Herbie eventually runs afoul of the cruise ship’s captain (Korman, in usual crazy mode) and is buried at sea. Seriously, Herbie is forced to walk the plank. Luckily, as was established in Herbie Rides Again, Beetles can not only float, but swim for great distances. Meanwhile, our gringo heroes find financial backing in the form of a nutty and fun lady named Louise (Leachman). Also Pete, our handsome leader, romances Louise’s young niece Melissa, a fetish nerd played by Elyssa Davalos. Yes, there will be a scene wherein Melissa is stripped of her glasses and hair ties to prove how pretty she is. These days, I think glasses have lost their stigma, and are considered sexual objects again. Guys now always make passes at girls who wear glasses. There is a lot of dramatic heat generated from the fact that these two are being dishonest in charming this older lady for financial backing, and charming her young niece concurrently, but I can’t see what these guys are doing wrong. They seek a backer and find one. There is a romance. Easy peasy, right? No. Evidently, there will have to be a misunderstanding around this.

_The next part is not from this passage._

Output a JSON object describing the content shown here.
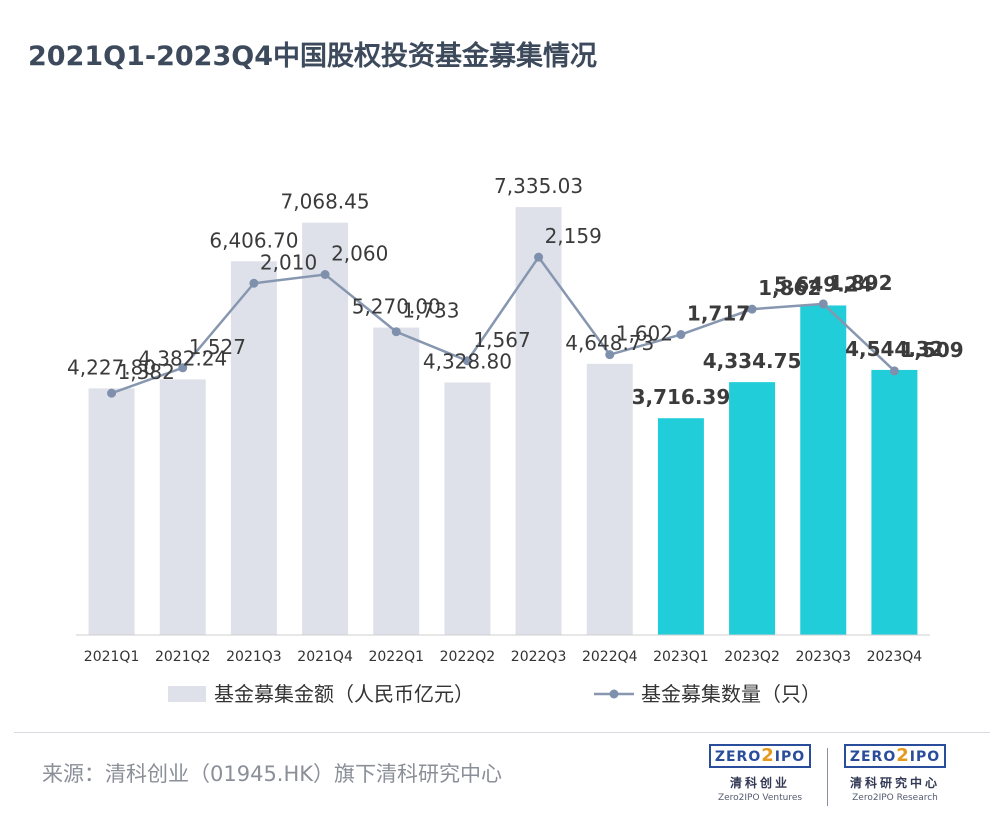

Paco and Herbie are reunited on the shore (Herbie swam back), although Herbie is now covered with rust. Paco paints him up like a taxi, intending to use him as such. Herbie is now a lot less like a beloved dog, and more like the mule from Robert Bresson’s Au Hazard Balthazar; willing to withstand and absorb human abuse as a silent martyr. There is then a song about friendship on the soundtrack, and it actually features the line “And I’ll bet you a banana that mañana, you’ll have a new friend! F-R-E-N-D! Friend!” My gorge rises at it.
What else? Aside from the uncomfortable Latin stereotypes, there’s too much, so I’ll skip to the end. Herbie is eventually back in the hands of all our good guys, and they confront the bad guys who are attempting to steal some unclaimed Mayan gold. Herbie is coated with bananas as a disguise (!), and flings bananas at the bad guys to stop them. This brief and goofy climax was evidently enough to name the film after.
All the Herbie movies are rated G, but this one seems to skew even younger than the others, opting for obnoxious little kids and banana peel humor rather than anything that has to do with cars. The film was not a hit, and signaled the end of the Disney live-action studio films, which had stayed open for the benefit of Herbie movies exclusively. Herbie Goes Bananas is the low point of the series which can only be said to benefit from the underutilized cast, and a few notable practical stunts.